Sun's annual financial report to the Securities and Exchange Commission states that "prior to the implementation [of the Balanced Budget Act], Sun's ancillary services ... had significantly higher operating margins than the margins associated with Sun's long-term and subacute care facilities and accordingly such facilities provided most of Sun's operating profits."

The act's Medicare provisions, says the report, "significantly affected" the company's financial health, reducing its Medicare revenues by more than half.

A company flush with capital may have been able to take such a blow, Cole said. But because Sun has lots of debt to service, the money ran out. It was a little more than 10 months after the Medicare change that Sun declared bankruptcy.

Greg Johnston, a spokesperson for Sun, said drawing any connection between bankruptcy and patient care is absurd.

"There is not any significant cost cutting, and patient care is not jeopardized in any way," he said. The company was responding to bankruptcy by "divesting itself of facilities," he said, although the company does not plan on selling off any Eureka facilities. While he did not admit to staff shortages at any SunBridge facility, he pointed out that there is a national shortage of nursing home staff.

 

"Everybody's having trouble finding nurse assistants," said Linda Wahlbaker, administrator at St. Luke Manor, a Lutheran nursing home in Fortuna.

Wahlbaker said there is more than one way to respond to a staffing shortage. When the facility saw that it wasn't able to fill its staff rolls, it could have increased working hours for the staff or tried to scrape by with fewer direct care personnel -- the SunBridge solution. Instead, St. Luke started to reduce the number of residents. The ratio of residents per staff member has stayed at about 8:1, she said.

That's hurt the facility's finances, because it is required to pay upkeep on the building and other overhead at the same rate even if the number of paying "customers" diminishes. Wahlbaker said St. Luke loses about $30,000 a month.

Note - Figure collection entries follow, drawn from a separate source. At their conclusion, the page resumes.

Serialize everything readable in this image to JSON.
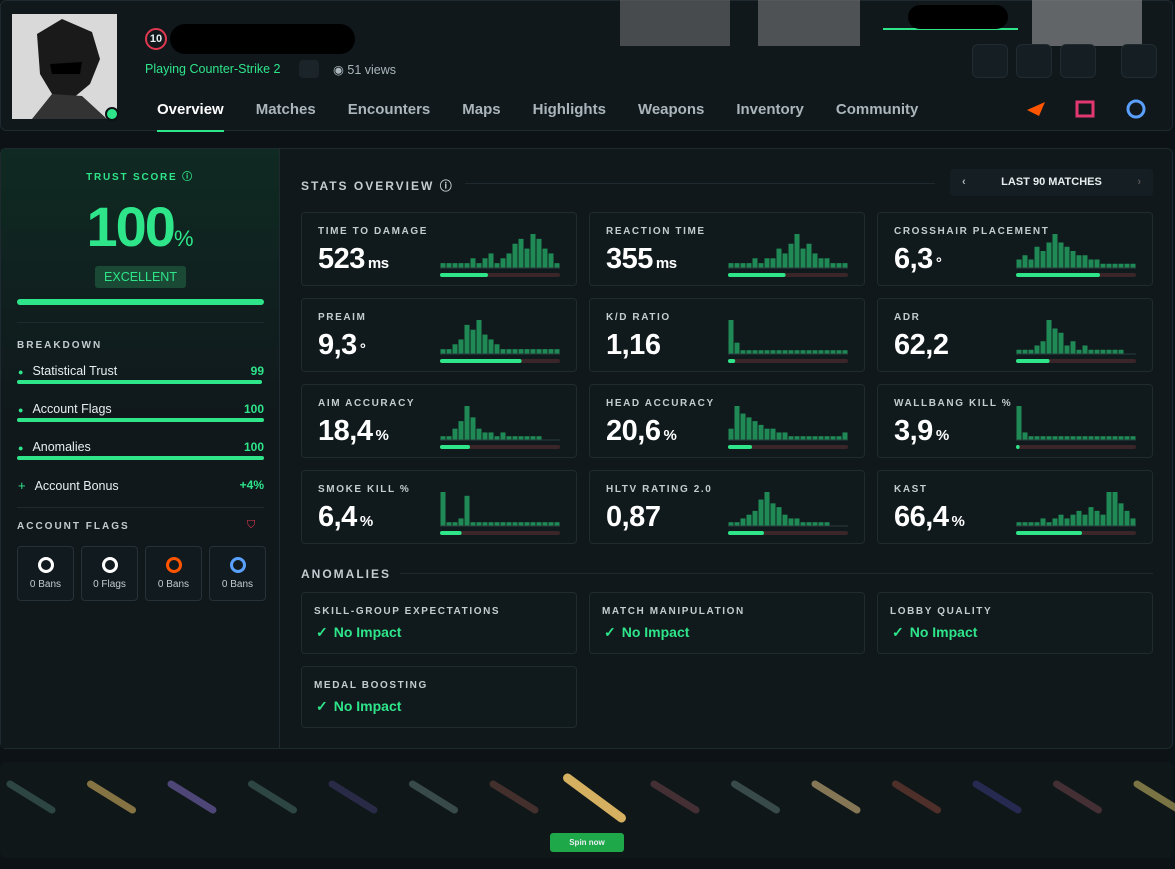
{
  "profile": {
    "level": "10",
    "status": "Playing Counter-Strike 2",
    "views": "51 views"
  },
  "nav": {
    "tabs": [
      "Overview",
      "Matches",
      "Encounters",
      "Maps",
      "Highlights",
      "Weapons",
      "Inventory",
      "Community"
    ]
  },
  "trust": {
    "title": "TRUST SCORE",
    "score": "100",
    "unit": "%",
    "rating": "EXCELLENT",
    "breakdown_title": "BREAKDOWN",
    "breakdown": [
      {
        "name": "Statistical Trust",
        "value": 99
      },
      {
        "name": "Account Flags",
        "value": 100
      },
      {
        "name": "Anomalies",
        "value": 100
      },
      {
        "name": "Account Bonus",
        "value": "+4%"
      }
    ],
    "flags_title": "ACCOUNT FLAGS",
    "flags": [
      "0 Bans",
      "0 Flags",
      "0 Bans",
      "0 Bans"
    ]
  },
  "stats": {
    "title": "STATS OVERVIEW",
    "range": "LAST 90 MATCHES",
    "cards": [
      {
        "label": "TIME TO DAMAGE",
        "value": "523",
        "unit": "ms",
        "fill": 40,
        "histogram": [
          1,
          1,
          1,
          1,
          1,
          2,
          1,
          2,
          3,
          1,
          2,
          3,
          5,
          6,
          4,
          7,
          6,
          4,
          3,
          1
        ]
      },
      {
        "label": "REACTION TIME",
        "value": "355",
        "unit": "ms",
        "fill": 48,
        "histogram": [
          1,
          1,
          1,
          1,
          2,
          1,
          2,
          2,
          4,
          3,
          5,
          7,
          4,
          5,
          3,
          2,
          2,
          1,
          1,
          1
        ]
      },
      {
        "label": "CROSSHAIR PLACEMENT",
        "value": "6,3",
        "unit": "°",
        "fill": 70,
        "histogram": [
          2,
          3,
          2,
          5,
          4,
          6,
          8,
          6,
          5,
          4,
          3,
          3,
          2,
          2,
          1,
          1,
          1,
          1,
          1,
          1
        ]
      },
      {
        "label": "PREAIM",
        "value": "9,3",
        "unit": "°",
        "fill": 68,
        "histogram": [
          1,
          1,
          2,
          3,
          6,
          5,
          7,
          4,
          3,
          2,
          1,
          1,
          1,
          1,
          1,
          1,
          1,
          1,
          1,
          1
        ]
      },
      {
        "label": "K/D RATIO",
        "value": "1,16",
        "fill": 6,
        "histogram": [
          9,
          3,
          1,
          1,
          1,
          1,
          1,
          1,
          1,
          1,
          1,
          1,
          1,
          1,
          1,
          1,
          1,
          1,
          1,
          1
        ]
      },
      {
        "label": "ADR",
        "value": "62,2",
        "fill": 28,
        "histogram": [
          1,
          1,
          1,
          2,
          3,
          8,
          6,
          5,
          2,
          3,
          1,
          2,
          1,
          1,
          1,
          1,
          1,
          1,
          0,
          0
        ]
      },
      {
        "label": "AIM ACCURACY",
        "value": "18,4",
        "unit": "%",
        "fill": 25,
        "histogram": [
          1,
          1,
          3,
          5,
          9,
          6,
          3,
          2,
          2,
          1,
          2,
          1,
          1,
          1,
          1,
          1,
          1,
          0,
          0,
          0
        ]
      },
      {
        "label": "HEAD ACCURACY",
        "value": "20,6",
        "unit": "%",
        "fill": 20,
        "histogram": [
          3,
          9,
          7,
          6,
          5,
          4,
          3,
          3,
          2,
          2,
          1,
          1,
          1,
          1,
          1,
          1,
          1,
          1,
          1,
          2
        ]
      },
      {
        "label": "WALLBANG KILL %",
        "value": "3,9",
        "unit": "%",
        "fill": 3,
        "histogram": [
          9,
          2,
          1,
          1,
          1,
          1,
          1,
          1,
          1,
          1,
          1,
          1,
          1,
          1,
          1,
          1,
          1,
          1,
          1,
          1
        ]
      },
      {
        "label": "SMOKE KILL %",
        "value": "6,4",
        "unit": "%",
        "fill": 18,
        "histogram": [
          9,
          1,
          1,
          2,
          8,
          1,
          1,
          1,
          1,
          1,
          1,
          1,
          1,
          1,
          1,
          1,
          1,
          1,
          1,
          1
        ]
      },
      {
        "label": "HLTV RATING 2.0",
        "value": "0,87",
        "fill": 30,
        "histogram": [
          1,
          1,
          2,
          3,
          4,
          7,
          9,
          6,
          5,
          3,
          2,
          2,
          1,
          1,
          1,
          1,
          1,
          0,
          0,
          0
        ]
      },
      {
        "label": "KAST",
        "value": "66,4",
        "unit": "%",
        "fill": 55,
        "histogram": [
          1,
          1,
          1,
          1,
          2,
          1,
          2,
          3,
          2,
          3,
          4,
          3,
          5,
          4,
          3,
          9,
          9,
          6,
          4,
          2
        ]
      }
    ]
  },
  "anomalies": {
    "title": "ANOMALIES",
    "cards": [
      {
        "label": "SKILL-GROUP EXPECTATIONS",
        "status": "No Impact"
      },
      {
        "label": "MATCH MANIPULATION",
        "status": "No Impact"
      },
      {
        "label": "LOBBY QUALITY",
        "status": "No Impact"
      },
      {
        "label": "MEDAL BOOSTING",
        "status": "No Impact"
      }
    ]
  },
  "spin": "Spin now"
}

But, she said, profit "has never been our mission ... and I can honestly say we've never turned a profit." The deficit is made up through fund-raising efforts.

Wahlbaker said it is community involvement that allows St. Luke to provide excellent care -- as reflected in a survey where serious concerns like untreated bedsores, failure to care for incontinence and falls are conspicuous in their absence.

And rather than take a defensive attitude toward the few failures which are noted in the survey, Wahlbaker said the facility tries to see them as helping to assure quality.

"My philosophy has always been that regulations are there for a reason and we need to work with the regulating agency to provide good care."

After all, Wahlbaker said, "Regulations are meant to protect people -- and our mission is to care for people and their needs."